When people ask me how to find a "good" biography, I tell them to look for a critical biography because, I say, "you can be sure it will discuss the author's work, not just his or her life." While this may be an overgeneralization, it is not out of synch with the definition put forth by Maria DiBattista in her latest book, Imagining Virginia Woolf: An Experiment in Critical Biography. DiBattista acknowledges the important traditional biographies about Woolf, especially Hermione Lee's 1996 Virginia Woolf, but also writes of the unique contribution her own book can make, precisely because of its critical approach. "What a critical biography offers is something at once less and more personally satisfying [than the traditional biography]—an attempt to portray the persona captured in the writing itself.… The structure of a critical biography … is nonbiological; the author's imaginative personality, not her animal life, underpins it." Given this articulation of what the critical biography can achieve, I had high expectations for DiBattista's book, and for the most part, it met my expectations, delivering a convincing study of Woolf's imaginative personality.

In presenting this imaginative personality, DiBattista argues that Woolf herself, in her essay "How Should One Read a Book?," suggests that an author's personality is only ever a "figment" of the reader's imagination, along the lines of Roland Barthes's notion of the author as someone who "leaves his text and comes into our lives," but only as "a body" not "a (civil, moral) person." While DiBattista believes the author is "more than a body, if less than a civil, moral person … a figment with [End Page 237] distinguishing features and characteristics that produce in our mind's eye that mirage called personality," both DiBattista and Barthes share the post-structuralist assumption that the author is not a stable entity but a more fragmented and perhaps iterative one, to draw on Judith Butler's notion of how "bodies" materialize.

Out of this post-structuralist assumption, DiBattista sets out to discuss the various aspects of Woolf's imaginative personality—the sibyl of the drawing room, the author, the critic, the world writer, and the adventurer—and to show how these "multiple personalities" suggest not a "pathological condition" but the "highest achievement" an artist can reach.
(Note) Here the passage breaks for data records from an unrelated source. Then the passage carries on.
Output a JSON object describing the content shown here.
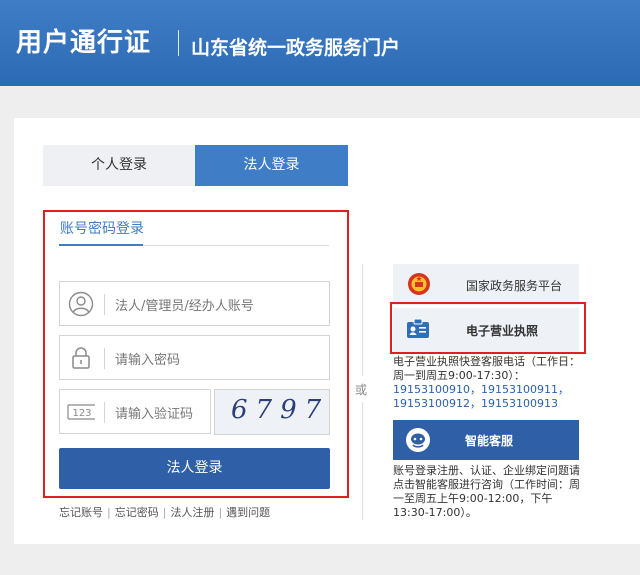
{
  "header": {
    "brand": "用户通行证",
    "portal": "山东省统一政务服务门户"
  },
  "tabs": [
    {
      "label": "个人登录",
      "active": false
    },
    {
      "label": "法人登录",
      "active": true
    }
  ],
  "login": {
    "subtab_label": "账号密码登录",
    "account_placeholder": "法人/管理员/经办人账号",
    "password_placeholder": "请输入密码",
    "captcha_placeholder": "请输入验证码",
    "captcha_code": "6797",
    "submit_label": "法人登录",
    "links": [
      "忘记账号",
      "忘记密码",
      "法人注册",
      "遇到问题"
    ]
  },
  "separator": {
    "or_label": "或"
  },
  "side": {
    "national_platform": "国家政务服务平台",
    "e_license": "电子营业执照",
    "license_hotline": {
      "text": "电子营业执照快登客服电话（工作日：周一到周五9:00-17:30）：",
      "phones_line1": "19153100910，19153100911，",
      "phones_line2": "19153100912，19153100913"
    },
    "smart_service": "智能客服",
    "service_note": "账号登录注册、认证、企业绑定问题请点击智能客服进行咨询（工作时间：周一至周五上午9:00-12:00，下午13:30-17:00）。"
  },
  "colors": {
    "header_blue": "#3f7dc6",
    "button_blue": "#2f5fa6",
    "highlight_red": "#e02020",
    "link_blue": "#2c5fa8"
  },
  "icons": [
    "user-icon",
    "lock-icon",
    "captcha-123-icon",
    "national-emblem-icon",
    "id-card-icon",
    "chat-service-icon"
  ]
}
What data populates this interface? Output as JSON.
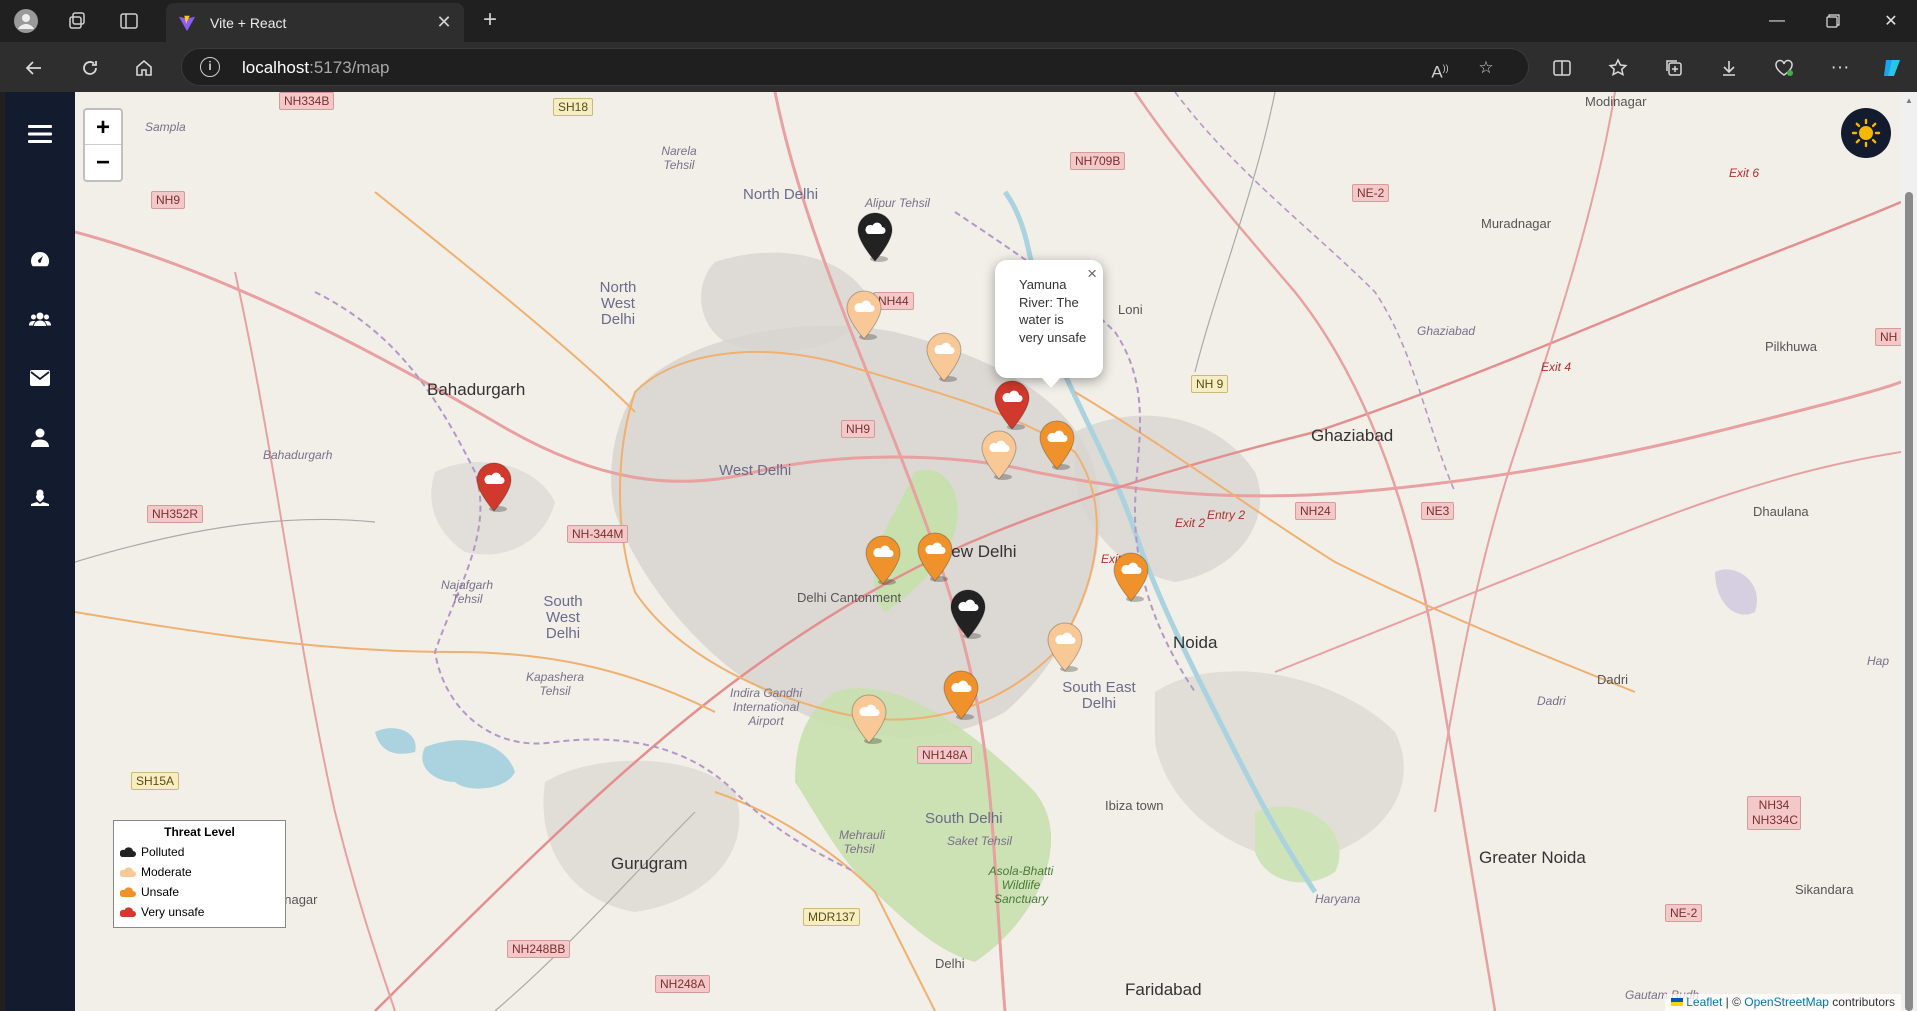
{
  "browser": {
    "tab": {
      "title": "Vite + React"
    },
    "address": {
      "host": "localhost",
      "path": ":5173/map"
    }
  },
  "sidebar": {
    "items": [
      {
        "icon": "menu-icon"
      },
      {
        "icon": "dashboard-icon"
      },
      {
        "icon": "users-icon"
      },
      {
        "icon": "mail-icon"
      },
      {
        "icon": "user-icon"
      },
      {
        "icon": "user-heart-icon"
      }
    ]
  },
  "map": {
    "zoom_in": "+",
    "zoom_out": "−",
    "popup": {
      "text": "Yamuna River: The water is very unsafe",
      "close": "×"
    },
    "legend": {
      "title": "Threat Level",
      "items": [
        {
          "label": "Polluted",
          "color": "#222222"
        },
        {
          "label": "Moderate",
          "color": "#f8c996"
        },
        {
          "label": "Unsafe",
          "color": "#f0922b"
        },
        {
          "label": "Very unsafe",
          "color": "#d0392b"
        }
      ]
    },
    "markers": [
      {
        "level": "Polluted"
      },
      {
        "level": "Moderate"
      },
      {
        "level": "Moderate"
      },
      {
        "level": "Very unsafe"
      },
      {
        "level": "Moderate"
      },
      {
        "level": "Unsafe"
      },
      {
        "level": "Very unsafe"
      },
      {
        "level": "Unsafe"
      },
      {
        "level": "Unsafe"
      },
      {
        "level": "Unsafe"
      },
      {
        "level": "Polluted"
      },
      {
        "level": "Moderate"
      },
      {
        "level": "Unsafe"
      },
      {
        "level": "Moderate"
      }
    ],
    "labels": {
      "new_delhi": "New Delhi",
      "north_delhi": "North Delhi",
      "north_west_delhi": "North West Delhi",
      "west_delhi": "West Delhi",
      "south_west_delhi": "South West Delhi",
      "south_delhi": "South Delhi",
      "south_east_delhi": "South East Delhi",
      "bahadurgarh": "Bahadurgarh",
      "ghaziabad": "Ghaziabad",
      "noida": "Noida",
      "gurugram": "Gurugram",
      "greater_noida": "Greater Noida",
      "faridabad": "Faridabad",
      "loni": "Loni",
      "muradnagar": "Muradnagar",
      "modinagar": "Modinagar",
      "pilkhuwa": "Pilkhuwa",
      "dhaulana": "Dhaulana",
      "dadri": "Dadri",
      "sikandara": "Sikandara",
      "tibiza_town": "Ibiza town",
      "delhi_cantonment": "Delhi Cantonment",
      "airport": "Indira Gandhi International Airport",
      "asola": "Asola-Bhatti Wildlife Sanctuary",
      "najafgarh": "Najafgarh Tehsil",
      "kapashera": "Kapashera Tehsil",
      "alipur": "Alipur Tehsil",
      "narela": "Narela Tehsil",
      "sampla": "Sampla",
      "mehrauli": "Mehrauli Tehsil",
      "saket": "Saket Tehsil",
      "haryana": "Haryana",
      "nagar": "nnagar",
      "entry2": "Entry 2",
      "exit1": "Exit 1",
      "exit2": "Exit 2",
      "exit4": "Exit 4",
      "exit6": "Exit 6",
      "bahadurgarh_ital": "Bahadurgarh",
      "ghaziabad_ital": "Ghaziabad",
      "dadri_ital": "Dadri",
      "hap": "Hap",
      "delhi_small": "Delhi",
      "gautam": "Gautam Budh"
    },
    "roads": {
      "nh334b": "NH334B",
      "sh18": "SH18",
      "nh709b": "NH709B",
      "ne2_top": "NE-2",
      "nh9_left": "NH9",
      "nh44": "NH44",
      "nh9_mid": "NH9",
      "nh9_right": "NH 9",
      "nh352r": "NH352R",
      "nh344m": "NH-344M",
      "nh24": "NH24",
      "ne3": "NE3",
      "sh15a": "SH15A",
      "nh148a": "NH148A",
      "mdr137": "MDR137",
      "nh248bb": "NH248BB",
      "nh248a": "NH248A",
      "nh34": "NH34 NH334C",
      "ne2_bottom": "NE-2",
      "nh_right": "NH"
    },
    "attribution": {
      "leaflet": "Leaflet",
      "sep": " | © ",
      "osm": "OpenStreetMap",
      "rest": " contributors"
    }
  }
}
This approach seems particularly well suited to a study of Woolf, whose work has always raised important questions about the relationship between the text, the reader, and authorial practices, and DiBattista's discussion of Woolf's understanding of the "pull" writerly personalities have over readers, as evidenced in her essay "Personalities," grounds the argument in early-twentieth-century ideas about author, text, and reader. DiBattista also makes good use of Erich Auer-bach's analysis of authorial voice in Mimesis (1946) here and in other chapters in the book, and this adds a layer of historicity to the theoretical assumptions of the book.
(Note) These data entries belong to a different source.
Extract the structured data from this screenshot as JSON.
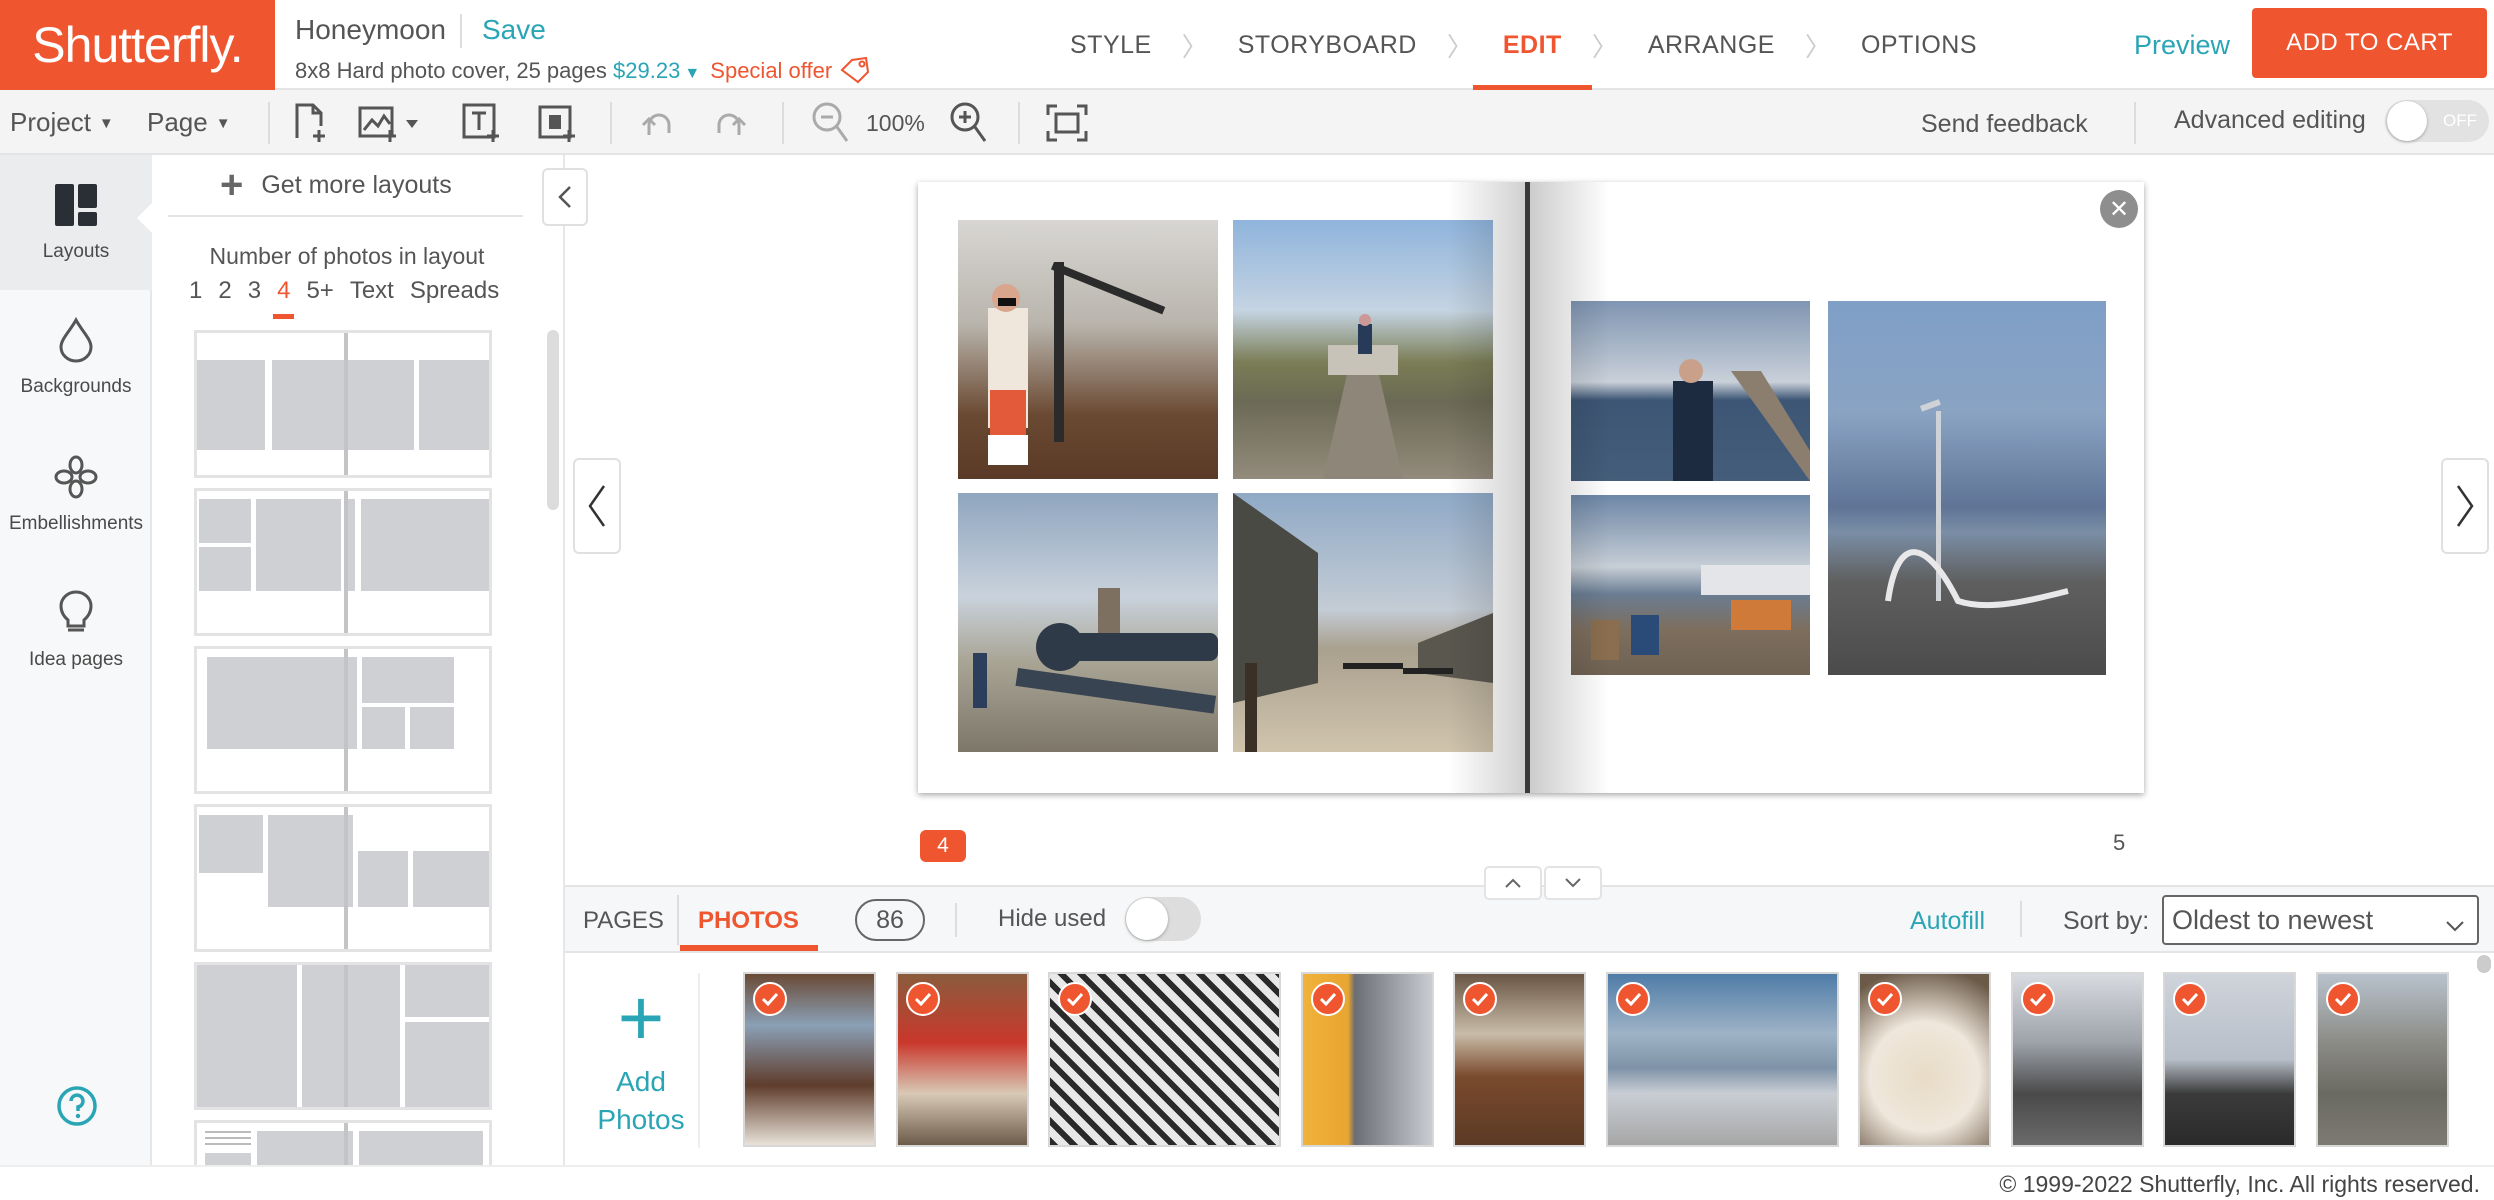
{
  "header": {
    "logo": "Shutterfly.",
    "project_title": "Honeymoon",
    "save_label": "Save",
    "product_desc": "8x8 Hard photo cover, 25 pages",
    "price": "$29.23",
    "special_offer": "Special offer",
    "steps": [
      {
        "label": "STYLE",
        "active": false
      },
      {
        "label": "STORYBOARD",
        "active": false
      },
      {
        "label": "EDIT",
        "active": true
      },
      {
        "label": "ARRANGE",
        "active": false
      },
      {
        "label": "OPTIONS",
        "active": false
      }
    ],
    "preview_label": "Preview",
    "add_to_cart_label": "ADD TO CART"
  },
  "toolbar": {
    "project_menu": "Project",
    "page_menu": "Page",
    "icons": [
      "add-page-icon",
      "add-photo-icon",
      "add-text-icon",
      "add-embellishment-icon",
      "undo-icon",
      "redo-icon",
      "zoom-out-icon",
      "zoom-in-icon",
      "fit-screen-icon"
    ],
    "zoom_level": "100%",
    "send_feedback": "Send feedback",
    "advanced_editing_label": "Advanced editing",
    "advanced_editing_state": "OFF"
  },
  "rail": {
    "items": [
      {
        "label": "Layouts",
        "icon": "layouts-icon",
        "active": true
      },
      {
        "label": "Backgrounds",
        "icon": "droplet-icon",
        "active": false
      },
      {
        "label": "Embellishments",
        "icon": "flower-icon",
        "active": false
      },
      {
        "label": "Idea pages",
        "icon": "lightbulb-icon",
        "active": false
      }
    ],
    "help_icon": "help-icon"
  },
  "layouts_panel": {
    "get_more_label": "Get more layouts",
    "count_label": "Number of photos in layout",
    "count_filters": [
      "1",
      "2",
      "3",
      "4",
      "5+",
      "Text",
      "Spreads"
    ],
    "active_filter": "4"
  },
  "canvas": {
    "left_page_number": "4",
    "right_page_number": "5",
    "left_photos": [
      "museum-room-kilt",
      "boardwalk-dunes",
      "cannon-fort",
      "fort-wall-courtyard"
    ],
    "right_photos": [
      "harbour-pier-man",
      "waterfront-chairs",
      "boardwalk-lamp-sky"
    ]
  },
  "tray": {
    "tab_pages": "PAGES",
    "tab_photos": "PHOTOS",
    "active_tab": "PHOTOS",
    "photo_count": "86",
    "hide_used_label": "Hide used",
    "hide_used_on": false,
    "autofill_label": "Autofill",
    "sort_label": "Sort by:",
    "sort_value": "Oldest to newest",
    "add_photos_line1": "Add",
    "add_photos_line2": "Photos",
    "photos": [
      {
        "desc": "man-at-restaurant-table",
        "used": true
      },
      {
        "desc": "comptoir-gnocchi-sign",
        "used": true
      },
      {
        "desc": "black-white-mural-room",
        "used": true
      },
      {
        "desc": "beer-glass-window",
        "used": true
      },
      {
        "desc": "pizza-boxes-table",
        "used": true
      },
      {
        "desc": "gohabsgo-sign",
        "used": true
      },
      {
        "desc": "pasta-plate",
        "used": true
      },
      {
        "desc": "statue-street",
        "used": true
      },
      {
        "desc": "statue-waterfront",
        "used": true
      },
      {
        "desc": "fort-gate-bridge",
        "used": true
      }
    ]
  },
  "footer": {
    "copyright": "© 1999-2022 Shutterfly, Inc. All rights reserved."
  },
  "colors": {
    "brand_orange": "#ef5630",
    "accent_teal": "#2aa5b5"
  }
}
DiBattista's chapter on Woolf as "sibyl of the drawing room," the first of the five personalities, is, like other chapters in the book, supported by compelling examples from Woolf's body of work, both from her well-known novels and from her lesser-known stories and essays. In this chapter, DiBattista shows how Woolf's writing reflects both her embrace of the modern life of Bloomsbury beginning in 1904 and her continued reliance on the Victorian drawing-room culture of her previous residence in Hyde Park. She argues that Woolf's 1906 story "Phyllis and Rosamund" and 1909 sketch "Memoirs of a Novelist" feature modern drawing-room sibyls, whose personalities provide the model for women (including Woolf herself) to express themselves creatively. The drawing-room sibyl reappears in Woolf's major novels, including Night and Day, Mrs. Dalloway, Orlando, and Between the Acts, often in a comical role, so that Woolf can show the consequences of believing outdated fantasies about women.

DiBattista's chapter on Woolf-as-author, one of the two "public" personalities discussed in the book, shows how Woolf's "relatively traditional" use...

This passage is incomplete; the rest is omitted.